Bound state and persistent currents in the presence of torsion and Rashba spin-orbit coupling

TL;DR

This paper investigates how torsion fields from dislocations affect electron energy spectra and persistent currents on a cylindrical surface with Rashba spin-orbit coupling, revealing significant spectral modifications and dislocation-induced spin currents.

Contribution

It provides an analytical study of the combined effects of torsion and Rashba spin-orbit coupling on bound states and persistent currents in a cylindrical electron system.

Findings

Torsion significantly alters the energy spectrum.

Dislocation induces persistent spin currents.

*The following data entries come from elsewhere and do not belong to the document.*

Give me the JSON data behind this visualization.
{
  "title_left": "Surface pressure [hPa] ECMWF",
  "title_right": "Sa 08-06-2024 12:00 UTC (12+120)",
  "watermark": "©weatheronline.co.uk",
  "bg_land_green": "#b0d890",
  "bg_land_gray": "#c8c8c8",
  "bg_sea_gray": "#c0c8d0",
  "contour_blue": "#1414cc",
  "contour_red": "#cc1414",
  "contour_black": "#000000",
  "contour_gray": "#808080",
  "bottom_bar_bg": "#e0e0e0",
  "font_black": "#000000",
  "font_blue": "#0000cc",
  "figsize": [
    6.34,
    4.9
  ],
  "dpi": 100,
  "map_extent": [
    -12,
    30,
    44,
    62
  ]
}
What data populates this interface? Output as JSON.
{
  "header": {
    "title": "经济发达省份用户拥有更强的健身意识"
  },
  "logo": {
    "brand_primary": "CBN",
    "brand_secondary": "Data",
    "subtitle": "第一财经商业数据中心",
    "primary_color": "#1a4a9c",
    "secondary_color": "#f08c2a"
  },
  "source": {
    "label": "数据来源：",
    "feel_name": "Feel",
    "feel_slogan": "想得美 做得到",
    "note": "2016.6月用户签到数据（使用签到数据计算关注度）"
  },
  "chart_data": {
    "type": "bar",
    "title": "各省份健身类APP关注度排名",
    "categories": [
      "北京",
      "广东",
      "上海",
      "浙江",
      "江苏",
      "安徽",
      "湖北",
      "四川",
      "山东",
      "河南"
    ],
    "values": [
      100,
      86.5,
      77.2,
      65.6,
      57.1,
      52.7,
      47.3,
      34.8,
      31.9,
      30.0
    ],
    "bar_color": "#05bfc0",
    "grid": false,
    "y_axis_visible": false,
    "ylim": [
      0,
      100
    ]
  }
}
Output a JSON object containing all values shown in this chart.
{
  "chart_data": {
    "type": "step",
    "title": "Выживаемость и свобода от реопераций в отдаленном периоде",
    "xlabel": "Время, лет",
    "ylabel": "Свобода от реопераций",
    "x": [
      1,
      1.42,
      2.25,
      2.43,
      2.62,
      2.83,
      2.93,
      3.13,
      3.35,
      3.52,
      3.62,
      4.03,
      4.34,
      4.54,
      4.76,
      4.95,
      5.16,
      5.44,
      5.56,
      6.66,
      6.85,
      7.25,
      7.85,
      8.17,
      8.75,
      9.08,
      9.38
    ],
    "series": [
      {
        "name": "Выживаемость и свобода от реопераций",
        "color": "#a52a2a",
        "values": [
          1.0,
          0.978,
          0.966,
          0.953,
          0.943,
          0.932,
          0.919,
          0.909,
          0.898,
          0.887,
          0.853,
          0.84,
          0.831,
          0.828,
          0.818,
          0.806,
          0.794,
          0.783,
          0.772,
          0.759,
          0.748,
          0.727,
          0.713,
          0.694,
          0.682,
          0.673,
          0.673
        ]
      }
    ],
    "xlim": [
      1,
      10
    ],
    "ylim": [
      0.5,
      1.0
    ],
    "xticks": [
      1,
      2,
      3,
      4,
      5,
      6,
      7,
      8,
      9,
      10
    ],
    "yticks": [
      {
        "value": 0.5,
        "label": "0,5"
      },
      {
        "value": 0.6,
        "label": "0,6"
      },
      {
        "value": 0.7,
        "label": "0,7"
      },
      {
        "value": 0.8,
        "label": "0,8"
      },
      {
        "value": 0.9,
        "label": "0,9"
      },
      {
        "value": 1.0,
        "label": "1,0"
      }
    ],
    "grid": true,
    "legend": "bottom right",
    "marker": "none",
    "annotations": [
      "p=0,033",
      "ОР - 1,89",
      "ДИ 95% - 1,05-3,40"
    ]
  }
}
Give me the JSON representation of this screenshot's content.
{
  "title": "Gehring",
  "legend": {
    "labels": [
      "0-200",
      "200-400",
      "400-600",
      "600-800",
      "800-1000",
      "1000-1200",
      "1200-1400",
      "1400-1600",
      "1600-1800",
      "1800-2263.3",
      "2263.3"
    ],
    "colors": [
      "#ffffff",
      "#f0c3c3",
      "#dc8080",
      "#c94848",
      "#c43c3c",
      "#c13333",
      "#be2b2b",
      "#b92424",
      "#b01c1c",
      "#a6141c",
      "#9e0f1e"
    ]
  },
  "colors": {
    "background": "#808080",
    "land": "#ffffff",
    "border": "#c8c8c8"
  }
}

A correspondence between dislocation-mediated and azimuthal spin currents.

Abstract

We study a model of an electron on a cylindrical surface, which is coupled to the torsion field due to a dislocation along the axis of the cylinder. We discuss the effect of this torsion field on the energy spectrum of the electrons and analytically calculate persistent currents in the presence of Rashba spin-orbit coupling. We also analyze bound state energy spectra in presence of Rashba spin-orbit interaction. Our results show that the presence of the torsional field due to the dislocation significantly modifies the energy spectrum of the system. The dislocation induced persistent spin current in this system is calculated, and we find a correspondence between the dislocation mediated spin current and the azimuthal spin current.